In summary, we should strictly follow the ELISA protocol in the ELISA experiment, and pay attention to the following issues:
a. Reagent preservation: Protein antibody reagents can be stored at -20 ℃when not in use for a short period of time, and the wash solution of color-substrate solution is stored at 2-8 ℃.
b. Try to avoid air bubbles in the micropores when terminating the reaction.
c. The microplate reader reading should be completed within 5 minutes after the termination of the reaction.
3.1 Prepare reagents in advance
a. The pre-coated enzyme label slabs and each reagent component need to be equilibrated at room temperature for more than 30 min.
b. Reagents should be thoroughly mixed before use to ensure the uniformity and accuracy of reagents.
c. Common washing liquid is a concentrated liquid, which needs to be diluted in advance, and the pH value should be kept between 7.2 and 7.4.
d. The general detection antibody and the enzyme-labeled secondary antibody need to be diluted to the working concentration with the corresponding dilution.
e. Reagents of different batches cannot be mixed and the validity of each component should be checked.
3.2 Add the test sample
a. If there are too many samples to be tested, it is recommended to operate in batches.

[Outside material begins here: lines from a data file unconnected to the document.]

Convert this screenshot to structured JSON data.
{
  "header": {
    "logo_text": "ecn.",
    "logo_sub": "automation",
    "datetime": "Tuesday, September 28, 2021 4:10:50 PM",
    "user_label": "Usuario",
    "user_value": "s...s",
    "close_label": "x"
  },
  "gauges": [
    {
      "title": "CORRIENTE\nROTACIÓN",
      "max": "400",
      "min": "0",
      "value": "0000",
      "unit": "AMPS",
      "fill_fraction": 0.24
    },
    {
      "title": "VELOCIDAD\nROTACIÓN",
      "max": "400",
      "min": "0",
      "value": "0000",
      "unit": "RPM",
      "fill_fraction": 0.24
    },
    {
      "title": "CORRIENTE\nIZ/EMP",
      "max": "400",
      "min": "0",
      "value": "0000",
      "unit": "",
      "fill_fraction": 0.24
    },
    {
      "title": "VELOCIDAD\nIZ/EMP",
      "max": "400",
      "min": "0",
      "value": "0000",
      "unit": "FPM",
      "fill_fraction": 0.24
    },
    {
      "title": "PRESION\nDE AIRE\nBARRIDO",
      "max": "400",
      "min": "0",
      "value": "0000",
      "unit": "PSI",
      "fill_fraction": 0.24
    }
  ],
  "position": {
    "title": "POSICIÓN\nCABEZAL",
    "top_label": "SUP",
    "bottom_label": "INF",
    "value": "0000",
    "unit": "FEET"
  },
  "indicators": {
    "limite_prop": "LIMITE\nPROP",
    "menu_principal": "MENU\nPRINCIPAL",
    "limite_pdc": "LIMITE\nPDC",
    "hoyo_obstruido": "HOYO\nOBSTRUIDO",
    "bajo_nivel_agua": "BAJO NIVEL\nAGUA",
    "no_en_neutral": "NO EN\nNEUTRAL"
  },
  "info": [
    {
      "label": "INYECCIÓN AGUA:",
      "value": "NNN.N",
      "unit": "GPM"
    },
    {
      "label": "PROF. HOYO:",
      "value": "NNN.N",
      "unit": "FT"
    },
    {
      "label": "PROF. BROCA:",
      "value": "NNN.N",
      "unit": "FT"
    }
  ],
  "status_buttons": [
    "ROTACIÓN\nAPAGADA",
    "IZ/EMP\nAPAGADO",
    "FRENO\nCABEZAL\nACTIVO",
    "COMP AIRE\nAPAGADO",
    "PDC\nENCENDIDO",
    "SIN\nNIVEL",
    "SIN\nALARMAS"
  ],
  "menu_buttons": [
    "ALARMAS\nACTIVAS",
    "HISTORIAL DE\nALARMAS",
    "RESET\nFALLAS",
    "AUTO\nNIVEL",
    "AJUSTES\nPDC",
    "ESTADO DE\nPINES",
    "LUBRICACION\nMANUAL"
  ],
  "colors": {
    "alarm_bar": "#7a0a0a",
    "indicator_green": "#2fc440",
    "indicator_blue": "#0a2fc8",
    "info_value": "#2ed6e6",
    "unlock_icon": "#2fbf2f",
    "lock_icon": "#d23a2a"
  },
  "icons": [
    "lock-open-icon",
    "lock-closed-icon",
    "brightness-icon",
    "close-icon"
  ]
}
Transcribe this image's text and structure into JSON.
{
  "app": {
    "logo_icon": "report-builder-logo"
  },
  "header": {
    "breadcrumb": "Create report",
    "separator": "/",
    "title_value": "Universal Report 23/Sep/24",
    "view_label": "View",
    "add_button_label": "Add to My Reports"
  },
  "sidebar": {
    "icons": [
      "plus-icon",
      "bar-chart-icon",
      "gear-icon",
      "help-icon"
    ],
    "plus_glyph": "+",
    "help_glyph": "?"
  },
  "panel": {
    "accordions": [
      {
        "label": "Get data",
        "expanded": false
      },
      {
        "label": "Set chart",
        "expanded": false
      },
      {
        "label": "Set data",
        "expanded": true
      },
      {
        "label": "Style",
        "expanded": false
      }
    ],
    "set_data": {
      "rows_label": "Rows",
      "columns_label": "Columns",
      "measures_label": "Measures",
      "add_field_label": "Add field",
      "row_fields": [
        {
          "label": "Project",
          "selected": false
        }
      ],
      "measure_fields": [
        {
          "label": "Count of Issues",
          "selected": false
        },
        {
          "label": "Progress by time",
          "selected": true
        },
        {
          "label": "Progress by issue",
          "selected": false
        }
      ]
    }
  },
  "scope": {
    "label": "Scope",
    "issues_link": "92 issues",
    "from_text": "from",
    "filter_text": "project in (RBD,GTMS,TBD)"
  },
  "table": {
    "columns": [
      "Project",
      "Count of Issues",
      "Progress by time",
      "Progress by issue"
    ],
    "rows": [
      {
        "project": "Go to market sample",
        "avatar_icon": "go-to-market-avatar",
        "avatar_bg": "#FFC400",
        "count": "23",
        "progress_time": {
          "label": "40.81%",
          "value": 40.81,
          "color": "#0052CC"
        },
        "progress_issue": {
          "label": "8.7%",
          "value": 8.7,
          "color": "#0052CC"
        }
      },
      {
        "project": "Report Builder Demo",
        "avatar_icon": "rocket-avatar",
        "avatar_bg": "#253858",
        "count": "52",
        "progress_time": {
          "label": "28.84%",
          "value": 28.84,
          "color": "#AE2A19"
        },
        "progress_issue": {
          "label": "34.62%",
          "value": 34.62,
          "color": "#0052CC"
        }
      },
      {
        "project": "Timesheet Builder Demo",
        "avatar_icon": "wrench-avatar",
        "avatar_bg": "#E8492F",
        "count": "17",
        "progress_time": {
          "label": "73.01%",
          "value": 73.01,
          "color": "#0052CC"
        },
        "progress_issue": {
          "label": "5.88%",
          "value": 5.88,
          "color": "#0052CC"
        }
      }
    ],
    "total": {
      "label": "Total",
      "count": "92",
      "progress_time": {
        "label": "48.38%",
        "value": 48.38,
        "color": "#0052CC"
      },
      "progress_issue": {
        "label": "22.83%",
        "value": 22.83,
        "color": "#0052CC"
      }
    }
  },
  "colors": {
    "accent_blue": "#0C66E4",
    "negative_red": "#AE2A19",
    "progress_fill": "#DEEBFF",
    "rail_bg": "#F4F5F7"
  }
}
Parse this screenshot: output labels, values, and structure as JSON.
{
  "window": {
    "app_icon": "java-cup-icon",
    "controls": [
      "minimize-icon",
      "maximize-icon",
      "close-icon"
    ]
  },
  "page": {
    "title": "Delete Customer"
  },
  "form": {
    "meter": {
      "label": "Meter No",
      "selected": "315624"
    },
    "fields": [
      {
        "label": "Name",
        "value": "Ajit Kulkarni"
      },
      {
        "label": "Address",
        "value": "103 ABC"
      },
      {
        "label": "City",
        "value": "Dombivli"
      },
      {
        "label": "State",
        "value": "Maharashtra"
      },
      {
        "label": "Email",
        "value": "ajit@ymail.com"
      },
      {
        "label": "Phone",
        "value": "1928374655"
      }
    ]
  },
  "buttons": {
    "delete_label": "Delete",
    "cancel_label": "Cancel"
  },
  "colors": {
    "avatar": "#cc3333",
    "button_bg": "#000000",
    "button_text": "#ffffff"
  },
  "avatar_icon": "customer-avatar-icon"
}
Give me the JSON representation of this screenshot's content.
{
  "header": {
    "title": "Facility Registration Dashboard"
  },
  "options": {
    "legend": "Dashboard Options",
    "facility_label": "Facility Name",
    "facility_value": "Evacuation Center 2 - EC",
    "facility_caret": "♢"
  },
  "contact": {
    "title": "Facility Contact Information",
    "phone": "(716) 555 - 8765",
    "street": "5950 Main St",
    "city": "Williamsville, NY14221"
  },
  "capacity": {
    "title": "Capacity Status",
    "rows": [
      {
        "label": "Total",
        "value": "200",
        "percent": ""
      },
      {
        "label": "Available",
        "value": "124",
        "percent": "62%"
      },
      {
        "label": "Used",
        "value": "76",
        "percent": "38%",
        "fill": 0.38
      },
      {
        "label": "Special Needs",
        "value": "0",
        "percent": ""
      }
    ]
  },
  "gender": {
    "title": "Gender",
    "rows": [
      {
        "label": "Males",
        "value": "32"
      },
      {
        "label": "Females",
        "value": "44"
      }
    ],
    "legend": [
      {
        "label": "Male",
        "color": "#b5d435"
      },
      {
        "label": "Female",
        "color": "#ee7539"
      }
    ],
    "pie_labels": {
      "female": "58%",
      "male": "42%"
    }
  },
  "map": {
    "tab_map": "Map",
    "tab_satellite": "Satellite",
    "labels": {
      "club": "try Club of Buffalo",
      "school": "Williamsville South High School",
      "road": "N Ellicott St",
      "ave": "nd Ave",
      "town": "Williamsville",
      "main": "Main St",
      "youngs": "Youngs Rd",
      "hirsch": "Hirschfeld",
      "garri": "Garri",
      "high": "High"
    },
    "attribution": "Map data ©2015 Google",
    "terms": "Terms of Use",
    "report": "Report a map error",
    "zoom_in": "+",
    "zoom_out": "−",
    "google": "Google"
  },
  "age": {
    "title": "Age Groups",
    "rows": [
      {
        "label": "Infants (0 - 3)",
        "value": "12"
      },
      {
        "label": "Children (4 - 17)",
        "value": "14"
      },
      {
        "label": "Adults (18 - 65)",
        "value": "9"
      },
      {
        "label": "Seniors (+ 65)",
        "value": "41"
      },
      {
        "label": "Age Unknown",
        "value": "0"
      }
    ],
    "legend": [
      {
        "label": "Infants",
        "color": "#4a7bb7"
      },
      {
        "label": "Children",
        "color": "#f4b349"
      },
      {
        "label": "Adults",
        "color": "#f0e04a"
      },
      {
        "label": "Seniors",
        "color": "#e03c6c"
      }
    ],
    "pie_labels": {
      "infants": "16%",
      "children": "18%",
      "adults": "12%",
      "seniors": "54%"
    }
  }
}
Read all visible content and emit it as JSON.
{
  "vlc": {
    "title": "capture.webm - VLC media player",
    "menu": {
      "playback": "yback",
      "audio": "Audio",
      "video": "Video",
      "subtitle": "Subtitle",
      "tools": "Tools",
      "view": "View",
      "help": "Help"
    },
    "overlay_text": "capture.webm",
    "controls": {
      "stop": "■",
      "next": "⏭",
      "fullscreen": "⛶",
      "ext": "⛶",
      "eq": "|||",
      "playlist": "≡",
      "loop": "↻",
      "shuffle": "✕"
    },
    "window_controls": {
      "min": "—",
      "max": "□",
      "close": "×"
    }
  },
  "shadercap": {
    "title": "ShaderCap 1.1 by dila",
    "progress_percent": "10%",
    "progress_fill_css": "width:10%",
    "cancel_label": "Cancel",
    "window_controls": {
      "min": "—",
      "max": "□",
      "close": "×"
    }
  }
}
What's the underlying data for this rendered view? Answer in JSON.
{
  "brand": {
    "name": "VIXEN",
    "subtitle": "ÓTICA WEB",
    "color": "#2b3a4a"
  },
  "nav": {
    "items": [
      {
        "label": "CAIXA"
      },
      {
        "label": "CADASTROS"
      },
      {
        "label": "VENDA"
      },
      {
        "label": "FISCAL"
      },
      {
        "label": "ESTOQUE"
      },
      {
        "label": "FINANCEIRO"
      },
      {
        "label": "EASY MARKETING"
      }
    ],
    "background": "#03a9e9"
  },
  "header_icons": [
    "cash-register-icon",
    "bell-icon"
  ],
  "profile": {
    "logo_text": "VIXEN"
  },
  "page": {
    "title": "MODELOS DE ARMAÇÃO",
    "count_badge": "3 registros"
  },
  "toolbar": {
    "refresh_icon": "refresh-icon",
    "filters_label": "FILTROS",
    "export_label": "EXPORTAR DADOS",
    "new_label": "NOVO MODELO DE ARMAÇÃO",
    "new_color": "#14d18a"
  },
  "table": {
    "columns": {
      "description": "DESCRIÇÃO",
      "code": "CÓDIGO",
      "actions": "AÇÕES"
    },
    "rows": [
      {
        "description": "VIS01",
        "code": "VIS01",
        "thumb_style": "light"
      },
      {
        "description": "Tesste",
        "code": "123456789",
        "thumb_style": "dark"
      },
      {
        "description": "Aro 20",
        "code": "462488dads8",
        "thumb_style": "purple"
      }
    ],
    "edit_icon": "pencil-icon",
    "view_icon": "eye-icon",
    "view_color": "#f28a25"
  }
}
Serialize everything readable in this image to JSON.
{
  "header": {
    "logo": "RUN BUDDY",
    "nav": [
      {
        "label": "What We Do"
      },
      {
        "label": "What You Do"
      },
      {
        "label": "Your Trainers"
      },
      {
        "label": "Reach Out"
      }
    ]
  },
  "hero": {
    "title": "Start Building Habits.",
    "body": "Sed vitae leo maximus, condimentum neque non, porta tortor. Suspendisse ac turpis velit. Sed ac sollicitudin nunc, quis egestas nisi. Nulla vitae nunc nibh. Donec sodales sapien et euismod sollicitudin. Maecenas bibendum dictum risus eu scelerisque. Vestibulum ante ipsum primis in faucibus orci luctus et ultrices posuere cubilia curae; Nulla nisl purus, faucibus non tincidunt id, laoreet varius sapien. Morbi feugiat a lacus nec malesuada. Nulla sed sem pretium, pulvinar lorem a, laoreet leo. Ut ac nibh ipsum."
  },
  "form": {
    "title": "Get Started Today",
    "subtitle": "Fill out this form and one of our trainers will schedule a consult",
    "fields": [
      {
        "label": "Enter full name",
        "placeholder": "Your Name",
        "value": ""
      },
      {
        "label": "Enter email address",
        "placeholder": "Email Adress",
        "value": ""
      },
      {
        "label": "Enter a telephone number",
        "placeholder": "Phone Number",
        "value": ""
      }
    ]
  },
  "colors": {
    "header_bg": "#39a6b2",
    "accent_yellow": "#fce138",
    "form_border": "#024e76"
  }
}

b. The samples that need to be diluted shall be diluted in advance. Please refer to the instruction manual to select the appropriate diluent.
c. Control the sample loading time to avoid errors caused by too long sample loading time.
d. Pay attention to the angle of adding sample. Add to the bottom of the plate vertically, and do not touch the ELISA plate wall.
e. One sample, one pipette tip. Prevent cross contamination.
3.3 Incubation and washing
a. Incubation time and temperature are carried out according to the instructions in the kit.
b. Incubate in a water bath or wet box to avoid “edge effects”.
c. Pay attention to the number of washings, the amount of washing liquid, the length of time the washing solution is soaked, the strength of washing.
d. When hand-washing the ELISA plate, make the plate vertical to avoid cross contamination; the force cannot be too strong to prevent the antigen-antibody complex from disengaging.
e. When washing the plate with the washing machine, always check if the flushing head is unobstructed.
3.4 Color development
The color reaction needs to be protected from light and reacted at 37 °C or room temperature for 15 to 30 minutes.
3.5 Reading and data analysis
Try to avoid air bubbles in the micropores when terminating the reaction.
The microplate reader reading should be completed within 5 minutes after the termination of the reaction.
The microplate reader should be preheated for 15 to 30 minutes in advance.
Data analysis is generally performed using four parameters and straight line fitting method; the correlation coefficient (R2) of the standard curve can be used to determine which fitting method to choose. R2 generally needs to be larger than 0.99, you can click here to view the ELISA data analysis method.
3.6 Reagent preservation
a. Proteins and antibody reagents not used in the short term are kept at -20 ℃.
b. The coloring solution and washing solution are stored at 2-8 ℃.